To optimize modeling of interfractional anatomical variation during active breath-hold radiotherapy in lung cancer using principal component analysis (PCA).


In 12 patients analyzed, weekly CT sessions consisting of three repeat intrafraction scans were acquired with active breathing control at the end of normal inspiration. The gross tumor volume (GTV) and lungs were delineated and reviewed on the first week image by physicians and propagated to all other images using deformable image registration. PCA was used to model the target and lung variability during treatment. Four PCA models were generated for each specific patient: (1) Individual models for the GTV and each lung from one image per week (week to week, W2W); (2) a W2W composite model of all structures; (3) individual models using all images (weekly plus repeat intrafraction images, allscans); and (4) composite model with all images. Models were reconstructed retrospectively (using all available images acquired) and prospectively (using only data acquired up to a time point during treatment). Dominant modes representing at least 95% of the total variability were used to reconstruct the observed anatomy. Residual reconstruction error between the model-reconstructed and observed anatomy was calculated to compare the accuracy of the models.

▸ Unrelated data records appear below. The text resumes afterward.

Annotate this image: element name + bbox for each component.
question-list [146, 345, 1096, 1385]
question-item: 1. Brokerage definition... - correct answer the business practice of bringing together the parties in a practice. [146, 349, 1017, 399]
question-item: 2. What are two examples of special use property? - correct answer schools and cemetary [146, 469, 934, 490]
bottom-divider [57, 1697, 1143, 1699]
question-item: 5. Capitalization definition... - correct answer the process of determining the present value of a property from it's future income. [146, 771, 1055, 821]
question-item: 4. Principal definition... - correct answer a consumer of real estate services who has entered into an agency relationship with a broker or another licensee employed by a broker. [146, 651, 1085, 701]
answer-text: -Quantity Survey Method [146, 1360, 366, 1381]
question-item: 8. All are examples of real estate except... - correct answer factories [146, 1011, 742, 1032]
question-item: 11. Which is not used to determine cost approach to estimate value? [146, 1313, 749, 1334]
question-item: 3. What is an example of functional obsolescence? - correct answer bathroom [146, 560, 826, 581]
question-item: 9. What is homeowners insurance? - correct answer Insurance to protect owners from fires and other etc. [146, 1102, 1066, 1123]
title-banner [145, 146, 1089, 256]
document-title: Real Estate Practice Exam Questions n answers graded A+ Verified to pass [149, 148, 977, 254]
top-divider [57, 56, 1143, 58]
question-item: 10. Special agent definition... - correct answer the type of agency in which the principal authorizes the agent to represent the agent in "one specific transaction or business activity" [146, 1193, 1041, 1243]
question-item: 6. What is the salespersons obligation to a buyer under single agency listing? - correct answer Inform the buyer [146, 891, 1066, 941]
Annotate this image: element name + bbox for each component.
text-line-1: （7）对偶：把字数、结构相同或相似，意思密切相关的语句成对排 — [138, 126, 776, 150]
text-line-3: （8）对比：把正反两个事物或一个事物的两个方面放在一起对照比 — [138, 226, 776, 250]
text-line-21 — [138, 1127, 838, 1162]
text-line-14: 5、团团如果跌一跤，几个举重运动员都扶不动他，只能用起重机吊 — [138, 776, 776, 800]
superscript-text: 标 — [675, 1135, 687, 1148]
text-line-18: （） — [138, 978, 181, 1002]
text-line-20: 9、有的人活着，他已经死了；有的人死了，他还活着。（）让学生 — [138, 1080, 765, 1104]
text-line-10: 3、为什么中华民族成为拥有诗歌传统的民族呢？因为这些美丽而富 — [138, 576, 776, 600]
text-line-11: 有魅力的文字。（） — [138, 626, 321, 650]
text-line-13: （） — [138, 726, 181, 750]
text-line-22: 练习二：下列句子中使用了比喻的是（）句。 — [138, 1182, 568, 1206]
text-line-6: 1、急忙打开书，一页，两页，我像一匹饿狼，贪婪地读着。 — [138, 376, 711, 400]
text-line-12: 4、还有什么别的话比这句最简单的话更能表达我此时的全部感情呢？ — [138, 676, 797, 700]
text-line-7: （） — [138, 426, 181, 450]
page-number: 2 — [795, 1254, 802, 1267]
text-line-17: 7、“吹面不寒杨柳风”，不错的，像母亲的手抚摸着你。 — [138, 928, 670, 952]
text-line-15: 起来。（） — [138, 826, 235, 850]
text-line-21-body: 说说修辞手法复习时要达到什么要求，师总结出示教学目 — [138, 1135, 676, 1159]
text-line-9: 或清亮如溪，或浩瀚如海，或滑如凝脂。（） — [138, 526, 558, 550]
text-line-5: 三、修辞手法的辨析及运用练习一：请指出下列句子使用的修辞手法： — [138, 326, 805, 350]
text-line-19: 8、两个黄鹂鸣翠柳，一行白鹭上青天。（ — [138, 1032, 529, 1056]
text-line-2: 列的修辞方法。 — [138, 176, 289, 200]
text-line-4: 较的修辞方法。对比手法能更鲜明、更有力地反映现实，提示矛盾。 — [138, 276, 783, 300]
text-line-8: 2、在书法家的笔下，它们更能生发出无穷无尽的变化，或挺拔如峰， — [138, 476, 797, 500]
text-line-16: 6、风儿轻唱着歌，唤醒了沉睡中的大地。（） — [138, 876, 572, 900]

An average of 3.4 and 4.9 modes was required for the allscans models, for the GTV and composite models, respectively. The W2W model required one less mode in 40% of the patients. For the retrospective composite W2W model, the average reconstruction error was 0.7 +/- 0.2 mm, which increased to 1.1 +/- 0.5 mm when the allscans model was used. Individual and composite models did not have significantly different errors (p = 0.15, paired t-test). The average reconstruction error for the prospective models of the GTV stabilized after four measurements at 1.2 +/- 0.5 mm and for the composite model after five measurements at 0.8 +/- 0.4 mm.


Retrospective PCA models were capable of reconstructing original GTV and lung shapes and positions within several millimeters with three to four dominant modes, on average. Prospective models achieved similar accuracy after four to five measurements.